On November 1, 2007, the United States Sentencing Commission promulgated Amendment 706, which amended the Drug Quantity Table in U.S.S.G. § 2Dl.l(c). The effect of the amendment was to adjust downward by two levels the base offense levels assigned to quantities of crack cocaine. The Sentencing Commission subsequently made Amendment 706 retroactive as of March 3, 2008, by the enactment of Amendment 713 (collectively “crack cocaine amendments”).

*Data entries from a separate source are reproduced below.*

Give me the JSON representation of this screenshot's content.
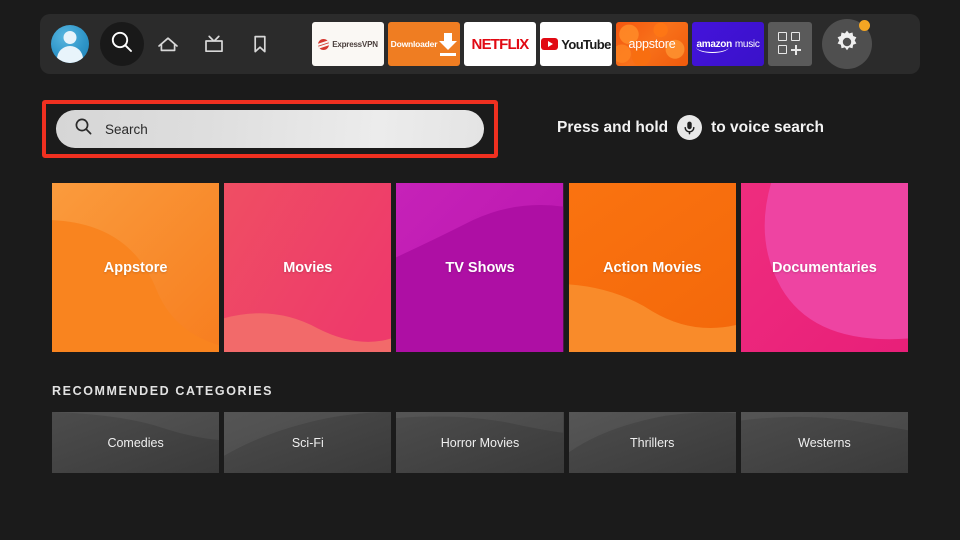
{
  "nav": {
    "avatar_name": "profile-avatar",
    "items": [
      {
        "name": "search",
        "icon": "search-icon",
        "selected": true
      },
      {
        "name": "home",
        "icon": "home-icon",
        "selected": false
      },
      {
        "name": "live",
        "icon": "tv-icon",
        "selected": false
      },
      {
        "name": "watchlist",
        "icon": "bookmark-icon",
        "selected": false
      }
    ],
    "apps": [
      {
        "id": "expressvpn",
        "label": "ExpressVPN"
      },
      {
        "id": "downloader",
        "label": "Downloader"
      },
      {
        "id": "netflix",
        "label": "NETFLIX"
      },
      {
        "id": "youtube",
        "label": "YouTube"
      },
      {
        "id": "appstore",
        "label": "appstore"
      },
      {
        "id": "amazonmusic",
        "label_bold": "amazon",
        "label_light": "music"
      }
    ],
    "apps_grid_label": "apps-grid",
    "settings_label": "settings",
    "settings_has_badge": true
  },
  "search": {
    "placeholder": "Search",
    "highlighted": true,
    "highlight_color": "#f03020",
    "voice_hint_before": "Press and hold",
    "voice_hint_after": "to voice search"
  },
  "tiles": [
    {
      "label": "Appstore",
      "c1": "#fa9b3d",
      "c2": "#f77e1f",
      "blob": "#f9841f",
      "blob2": "#fb9a3a"
    },
    {
      "label": "Movies",
      "c1": "#ef4e63",
      "c2": "#ee3a6b",
      "blob": "#f26a6a",
      "blob2": "#f15c5f"
    },
    {
      "label": "TV Shows",
      "c1": "#c622b8",
      "c2": "#b814ae",
      "blob": "#ae0fa4",
      "blob2": "#c41fb6"
    },
    {
      "label": "Action Movies",
      "c1": "#fa7310",
      "c2": "#f4690b",
      "blob": "#f98b2a",
      "blob2": "#fb8020"
    },
    {
      "label": "Documentaries",
      "c1": "#ef2d7e",
      "c2": "#e81f79",
      "blob": "#ee44a2",
      "blob2": "#f03894"
    }
  ],
  "recommended": {
    "title": "RECOMMENDED CATEGORIES",
    "tiles": [
      {
        "label": "Comedies"
      },
      {
        "label": "Sci-Fi"
      },
      {
        "label": "Horror Movies"
      },
      {
        "label": "Thrillers"
      },
      {
        "label": "Westerns"
      }
    ]
  },
  "theme": {
    "background": "#1b1b1b",
    "navbar_background": "#2b2b2b",
    "accent_highlight": "#f03020",
    "badge_color": "#f5a623"
  }
}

Sewell thereafter filed a motion in the district court seeking a reduction of his sentence pursuant to § 3582(c)(2) based on the crack cocaine amendments. The district court denied the motion in a March 24, 2009 opinion and order, concluding that Sewell was not eligible for a sentence reduction based on the crack cocaine amendments because he was sentenced under the career offender guidelines which the Sentencing Commission had not lowered. This appeal followed.

II.

On appeal, Sewell claims the district court erred when it concluded that he was ineligible for a sentence reduction pursuant to § 3582(c)(2). We review a district court’s denial of a motion for a reduction in sentence pursuant to § 3582(c)(2) for an abuse of discretion. United States v. Perdue, 572 F.3d 288, 290 (6th Cir.2009), cert. denied, — U.S.-, 130 S.Ct. 1537, 176 L.Ed.2d 133 (2010). A district court abuses its discretion when it relies upon clearly erroneous findings of fact, applies the law improperly, or uses an erroneous legal standard. Id.

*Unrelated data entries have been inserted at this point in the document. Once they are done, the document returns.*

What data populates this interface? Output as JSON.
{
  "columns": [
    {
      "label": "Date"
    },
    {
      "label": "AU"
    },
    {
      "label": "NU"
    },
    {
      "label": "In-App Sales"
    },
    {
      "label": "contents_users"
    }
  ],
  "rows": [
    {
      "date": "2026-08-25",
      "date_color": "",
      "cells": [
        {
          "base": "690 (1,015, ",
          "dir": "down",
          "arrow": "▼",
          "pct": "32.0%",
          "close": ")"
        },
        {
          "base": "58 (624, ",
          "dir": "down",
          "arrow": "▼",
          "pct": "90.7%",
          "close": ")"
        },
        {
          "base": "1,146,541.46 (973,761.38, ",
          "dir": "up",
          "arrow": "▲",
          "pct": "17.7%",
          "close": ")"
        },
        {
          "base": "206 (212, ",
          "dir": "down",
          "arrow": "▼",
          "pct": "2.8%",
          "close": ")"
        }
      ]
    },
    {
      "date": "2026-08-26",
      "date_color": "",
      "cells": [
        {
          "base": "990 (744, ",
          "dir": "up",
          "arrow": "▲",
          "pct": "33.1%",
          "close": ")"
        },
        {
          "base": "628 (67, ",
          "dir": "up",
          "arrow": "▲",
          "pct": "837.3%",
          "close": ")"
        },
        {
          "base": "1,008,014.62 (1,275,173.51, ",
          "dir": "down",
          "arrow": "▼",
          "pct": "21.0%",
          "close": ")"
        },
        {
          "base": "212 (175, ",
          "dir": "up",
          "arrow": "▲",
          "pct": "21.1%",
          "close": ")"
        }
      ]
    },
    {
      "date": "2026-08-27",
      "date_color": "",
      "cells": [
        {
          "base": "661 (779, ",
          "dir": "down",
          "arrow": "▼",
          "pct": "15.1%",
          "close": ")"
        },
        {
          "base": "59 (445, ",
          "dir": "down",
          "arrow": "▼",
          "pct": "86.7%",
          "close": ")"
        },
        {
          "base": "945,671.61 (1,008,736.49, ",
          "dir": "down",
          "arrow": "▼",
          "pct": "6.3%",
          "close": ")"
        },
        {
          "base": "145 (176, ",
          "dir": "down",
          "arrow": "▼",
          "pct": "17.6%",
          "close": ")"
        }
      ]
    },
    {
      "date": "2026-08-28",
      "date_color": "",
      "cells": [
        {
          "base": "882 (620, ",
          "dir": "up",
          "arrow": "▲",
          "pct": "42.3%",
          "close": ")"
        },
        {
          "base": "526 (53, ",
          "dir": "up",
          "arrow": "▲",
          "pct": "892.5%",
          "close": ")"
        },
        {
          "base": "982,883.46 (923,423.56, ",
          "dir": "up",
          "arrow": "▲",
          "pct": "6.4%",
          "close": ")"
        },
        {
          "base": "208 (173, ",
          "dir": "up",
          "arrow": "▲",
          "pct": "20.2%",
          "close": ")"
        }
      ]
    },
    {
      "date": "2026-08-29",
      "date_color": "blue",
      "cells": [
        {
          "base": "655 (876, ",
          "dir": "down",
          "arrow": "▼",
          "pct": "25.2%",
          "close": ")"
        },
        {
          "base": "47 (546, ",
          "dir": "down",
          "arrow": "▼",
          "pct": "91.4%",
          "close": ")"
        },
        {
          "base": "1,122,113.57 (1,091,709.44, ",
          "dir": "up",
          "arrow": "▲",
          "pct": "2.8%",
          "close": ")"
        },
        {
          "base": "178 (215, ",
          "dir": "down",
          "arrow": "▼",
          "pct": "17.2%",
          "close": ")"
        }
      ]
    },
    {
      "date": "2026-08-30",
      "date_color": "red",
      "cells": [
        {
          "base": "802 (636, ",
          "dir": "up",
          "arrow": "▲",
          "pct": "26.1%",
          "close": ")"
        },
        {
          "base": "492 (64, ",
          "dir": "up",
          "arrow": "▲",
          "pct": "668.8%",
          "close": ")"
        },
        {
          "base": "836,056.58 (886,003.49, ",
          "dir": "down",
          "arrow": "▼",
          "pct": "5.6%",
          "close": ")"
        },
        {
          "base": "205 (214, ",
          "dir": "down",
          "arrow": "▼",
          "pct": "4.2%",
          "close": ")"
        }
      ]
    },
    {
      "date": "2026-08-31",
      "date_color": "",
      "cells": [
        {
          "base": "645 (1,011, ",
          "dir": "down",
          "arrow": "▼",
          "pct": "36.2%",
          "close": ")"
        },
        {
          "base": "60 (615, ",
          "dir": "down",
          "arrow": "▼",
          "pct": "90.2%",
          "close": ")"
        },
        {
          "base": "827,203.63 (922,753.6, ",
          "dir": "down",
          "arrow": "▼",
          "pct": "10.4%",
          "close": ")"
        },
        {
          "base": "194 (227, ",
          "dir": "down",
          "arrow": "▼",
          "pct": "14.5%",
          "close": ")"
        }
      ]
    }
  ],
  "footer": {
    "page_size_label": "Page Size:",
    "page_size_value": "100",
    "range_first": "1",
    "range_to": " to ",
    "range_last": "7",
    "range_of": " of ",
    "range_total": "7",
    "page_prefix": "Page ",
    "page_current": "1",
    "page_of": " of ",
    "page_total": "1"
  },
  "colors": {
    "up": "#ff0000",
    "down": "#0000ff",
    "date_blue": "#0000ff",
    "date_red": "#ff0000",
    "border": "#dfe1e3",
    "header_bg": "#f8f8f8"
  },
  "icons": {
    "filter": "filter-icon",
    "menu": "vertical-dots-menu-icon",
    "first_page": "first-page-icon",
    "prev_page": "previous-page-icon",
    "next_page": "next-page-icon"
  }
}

A district court may modify a defendant’s sentence only as authorized by statute. United States v. Johnson, 564 F.3d 419, 421 (6th Cir.2009). Section 3582(c)(2) “permits modification of a sentence only where the sentence was ‘based on a sentencing range that has subsequently been lowered by the Sentencing Commission.’ ” United States v. Parker, 358 Fed.Appx. 632, 634 (6th Cir.2009) (unpublished opinion) (quoting 18 U.S.C. § 3582(c)(1)) (emphasis added). Sewell’s sentence was “based on” the career offender guidelines — which have not been subsequently lowered by the Sentencing Commission— rather than the crack cocaine guidelines. Therefore, the district court properly determined that it lacked the authority to reduce his sentence under § 3582(c)(2). Perdue, 572 F.3d at 292 (citations omitted).

As the Sentencing Commission’s policy statement provides With respect to sentence reductions resulting from an amendment to the Guidelines, a modification of a defendant’s sentence is not authorized if “an amendment listed in subsection (c) [of § 1B1.10] does not have the effect of lowering the defendant’s applicable guideline *520 range.” U.S.S.G. § lB1.10(a) (amended Dec. 11, 2007). There would have been no effect on Sewell’s sentence if Amendment 706 had been in place when he was sentenced. In accordance with § 4Bl.l(b), the higher career offender offense level still would have been used to determine the applicable guideline range. See U.S.S.G. § 4B1.1

Sewell argues, however, that all provisions in the Sentencing Guidelines are discretionary and no longer mandatory following the Supreme Court’s decision in United States v. Booker, 543 U.S. 220, 125 S.Ct. 738, 160 L.Ed.2d 621 (2005), and therefore all applicable Guideline provisions are relevant and must be considered in achieving a sentence in accordance with 18 U.S.C. § 3553(a). Thus, Sewell maintains, his sentence necessarily was “based on” the § 2D1.1 total offense level determination that has been lowered by the crack cocaine amendments.